The third method is worm composting, AKA vermicomposting. I've written about in the past on this blog and I own a small vermicomposting supply business; I encourage you to peruse those resources if you want to learn more. Vermicomposting is my favorite composting method, simply because it's fast, can be done indoors year-round, and produces a superior compost that plants love. Worm composting creates finished compost in approximately two to four months.
 
With all three methods, avoid adding meat, fish, poultry, dairy, and other animal products, as these wastes create offensive odors and can attract pests. Also avoid adding heavily processed and salty foods, charcoal briquettes and ashes, and dog and cat feces. Paper products are OK – throw those coffee filters and paper towels in with your fruit and vegetable waste. They'll break down quickly in a compost bin of any kind.
 
As for composting systems, you can invest in an expensive commercial compost bin, and if you want to do this, more power to you. Just make sure you read as many user ratings as possible before spending money so you have an idea of what to expect. Of course, you do not have to buy an expensive commercial bin to compost. There are plenty of plans for bins, ranging from a simple cylinder made of chicken wire to more complex wooden systems. You can also use concrete blocks to build bins. The Wisconsin DNR has a nice site with composting resources, including info on types of home composting bins.

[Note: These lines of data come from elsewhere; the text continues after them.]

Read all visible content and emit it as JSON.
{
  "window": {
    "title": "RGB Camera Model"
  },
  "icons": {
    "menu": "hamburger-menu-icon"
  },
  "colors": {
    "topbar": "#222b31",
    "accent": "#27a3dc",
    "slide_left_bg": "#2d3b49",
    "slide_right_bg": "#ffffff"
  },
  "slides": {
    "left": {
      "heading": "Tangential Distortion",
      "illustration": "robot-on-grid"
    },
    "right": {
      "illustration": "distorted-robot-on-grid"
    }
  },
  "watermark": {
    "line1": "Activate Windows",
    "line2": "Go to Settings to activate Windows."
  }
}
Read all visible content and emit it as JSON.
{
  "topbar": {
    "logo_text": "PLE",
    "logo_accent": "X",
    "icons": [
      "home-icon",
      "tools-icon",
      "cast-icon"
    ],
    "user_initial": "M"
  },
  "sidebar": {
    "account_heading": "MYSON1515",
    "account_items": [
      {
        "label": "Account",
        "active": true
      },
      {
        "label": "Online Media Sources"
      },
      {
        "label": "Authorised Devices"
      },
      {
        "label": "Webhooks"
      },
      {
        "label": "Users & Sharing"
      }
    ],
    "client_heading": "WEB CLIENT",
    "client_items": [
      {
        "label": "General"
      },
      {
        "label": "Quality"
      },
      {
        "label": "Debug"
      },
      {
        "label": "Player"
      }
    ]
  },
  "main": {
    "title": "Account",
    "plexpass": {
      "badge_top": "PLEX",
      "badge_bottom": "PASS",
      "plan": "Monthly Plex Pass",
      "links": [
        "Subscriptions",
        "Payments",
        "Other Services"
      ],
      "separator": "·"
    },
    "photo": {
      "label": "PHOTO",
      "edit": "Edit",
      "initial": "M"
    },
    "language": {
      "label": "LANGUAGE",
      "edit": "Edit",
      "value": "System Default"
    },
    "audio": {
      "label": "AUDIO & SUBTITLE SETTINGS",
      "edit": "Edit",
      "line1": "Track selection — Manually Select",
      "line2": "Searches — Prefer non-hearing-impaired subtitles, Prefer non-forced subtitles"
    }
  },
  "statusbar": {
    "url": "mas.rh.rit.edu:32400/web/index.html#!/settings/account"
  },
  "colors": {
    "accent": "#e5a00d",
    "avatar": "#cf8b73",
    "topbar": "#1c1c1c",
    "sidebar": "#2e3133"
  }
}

Check it out. 
 
My passive bin is made from scrap wood and chicken wire, which allows for decent air flow around the pile. Wooden slats in the front slide up and out when the time comes to remove the compost. The two sides allow me to focus on adding waste to one side at a time; when the first side is ready, I remove any unfinished materials and place them in the other side, then begin adding new waste to the second side.
 
 
 
 
 
If you are unable to compost yourself, you may be able to find a neighbor to help you. I use my large bin to help neighbors compost. I also feed neighbors' waste to the thousands of red wiggler worms that eat garbage in my basement. 
 
If you can't find a neighbor to help you compost, locate a community composting collective, like the Milwaukee Community Compost Network. Or, start a collective yourself. 
 
If you have a big composting bin and not enough waste to fill it, you might consider offering to compost for your neighbors. You can also try to compost for local restaurants and grocers. There are many possibilities for composting. By working together, every community can turn their garbage into gardens!